Трудно продемонстрировать, что здесь не так, без данных, поэтому я попытаюсь создать что-то, примерно похожее на ваше:
set.seed(69)
m <- rgamma(5000, 2, 2) * 30000
p <- 3e4 * log((rnorm(5e3, 1e4, 1e3) + m)/(m + rnorm(5e3, 5e3, 5e2)) + rgamma(5000, 2, 2)/8)
c <- data.frame(Mileage = m, Price = p)
plot (c$Mileage, c$Price,
xlab = "Mileage",
ylab = "Price")
This is close enough for demonstration purposes.
Now we can add the linear regression line using your code:
regrPM1
Now, if we regress the log of the price on the mileage, we will get the same flat green line as you did if we just plot the result using abline
:
regrPM2
That's because we are plotting the log of the price on the (non-logged) plot. We want to take the anti-log of the result of our regression and plot that.

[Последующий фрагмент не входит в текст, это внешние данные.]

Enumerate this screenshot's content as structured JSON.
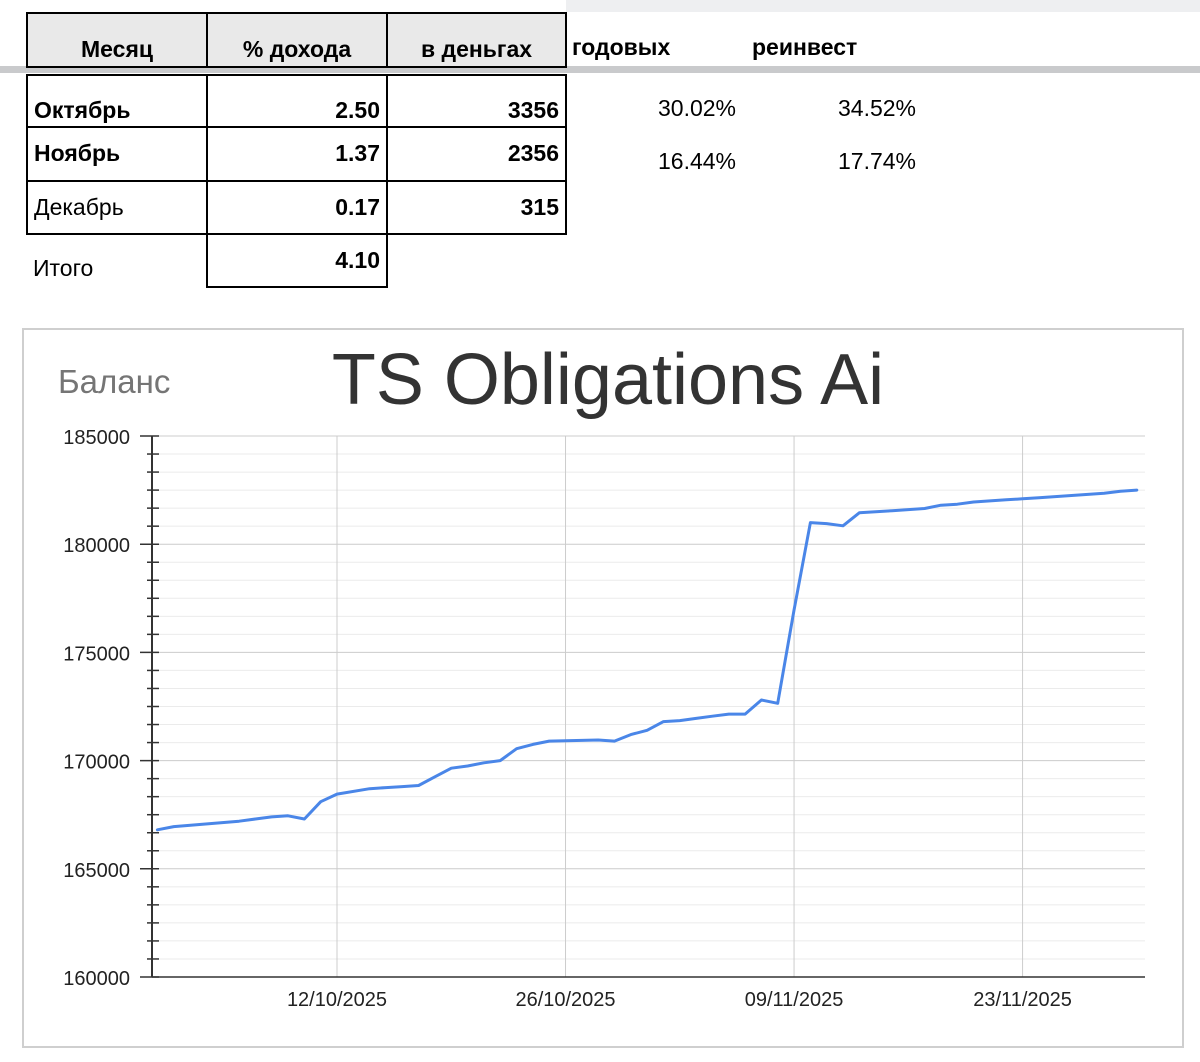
{
  "table": {
    "headers": [
      "Месяц",
      "% дохода",
      "в деньгах",
      "годовых",
      "реинвест"
    ],
    "rows": [
      {
        "month": "Октябрь",
        "pct": "2.50",
        "money": "3356",
        "annual": "30.02%",
        "reinvest": "34.52%"
      },
      {
        "month": "Ноябрь",
        "pct": "1.37",
        "money": "2356",
        "annual": "16.44%",
        "reinvest": "17.74%"
      },
      {
        "month": "Декабрь",
        "pct": "0.17",
        "money": "315"
      }
    ],
    "total": {
      "label": "Итого",
      "pct": "4.10"
    }
  },
  "chart_data": {
    "type": "line",
    "title": "TS Obligations Ai",
    "ylabel": "Баланс",
    "xlabel": "",
    "ylim": [
      160000,
      185000
    ],
    "yticks": [
      "185000",
      "180000",
      "175000",
      "170000",
      "165000",
      "160000"
    ],
    "xticks": [
      "12/10/2025",
      "26/10/2025",
      "09/11/2025",
      "23/11/2025"
    ],
    "grid": true,
    "color": "#4a86e8",
    "series": [
      {
        "x": [
          "2025-10-01",
          "2025-10-02",
          "2025-10-06",
          "2025-10-07",
          "2025-10-08",
          "2025-10-09",
          "2025-10-10",
          "2025-10-11",
          "2025-10-12",
          "2025-10-14",
          "2025-10-15",
          "2025-10-16",
          "2025-10-17",
          "2025-10-18",
          "2025-10-19",
          "2025-10-20",
          "2025-10-21",
          "2025-10-22",
          "2025-10-23",
          "2025-10-24",
          "2025-10-25",
          "2025-10-28",
          "2025-10-29",
          "2025-10-30",
          "2025-10-31",
          "2025-11-01",
          "2025-11-02",
          "2025-11-03",
          "2025-11-04",
          "2025-11-05",
          "2025-11-06",
          "2025-11-07",
          "2025-11-08",
          "2025-11-09",
          "2025-11-10",
          "2025-11-11",
          "2025-11-12",
          "2025-11-13",
          "2025-11-14",
          "2025-11-15",
          "2025-11-16",
          "2025-11-17",
          "2025-11-18",
          "2025-11-19",
          "2025-11-20",
          "2025-11-21",
          "2025-11-22",
          "2025-11-23",
          "2025-11-24",
          "2025-11-25",
          "2025-11-26",
          "2025-11-27",
          "2025-11-28",
          "2025-11-29",
          "2025-11-30"
        ],
        "y": [
          166800,
          166950,
          167200,
          167300,
          167400,
          167450,
          167300,
          168100,
          168450,
          168700,
          168750,
          168800,
          168850,
          169250,
          169650,
          169750,
          169900,
          170000,
          170550,
          170750,
          170900,
          170950,
          170900,
          171200,
          171400,
          171800,
          171850,
          171950,
          172050,
          172150,
          172150,
          172800,
          172650,
          176950,
          181000,
          180950,
          180850,
          181450,
          181500,
          181550,
          181600,
          181650,
          181800,
          181850,
          181950,
          182000,
          182050,
          182100,
          182150,
          182200,
          182250,
          182300,
          182350,
          182450,
          182500
        ]
      }
    ]
  }
}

Note that it's better to use the data
argument in our lm
call, so let's do:
regrPM3
Now instead of trying to plot this as a straight line, let's take the anti-log of its predictions at fixed intervals and plot them:
lines(seq(0, 2e5, 1e3),
exp(predict(regrPM3, newdata = list(Mileage = seq(0, 2e5, 1e3)))),
col = "blue", lty = 2, lwd = 4)
введите описание изображения здесь
Итак, синяя пунктирная линия - это то, как выглядит регрессия журнала.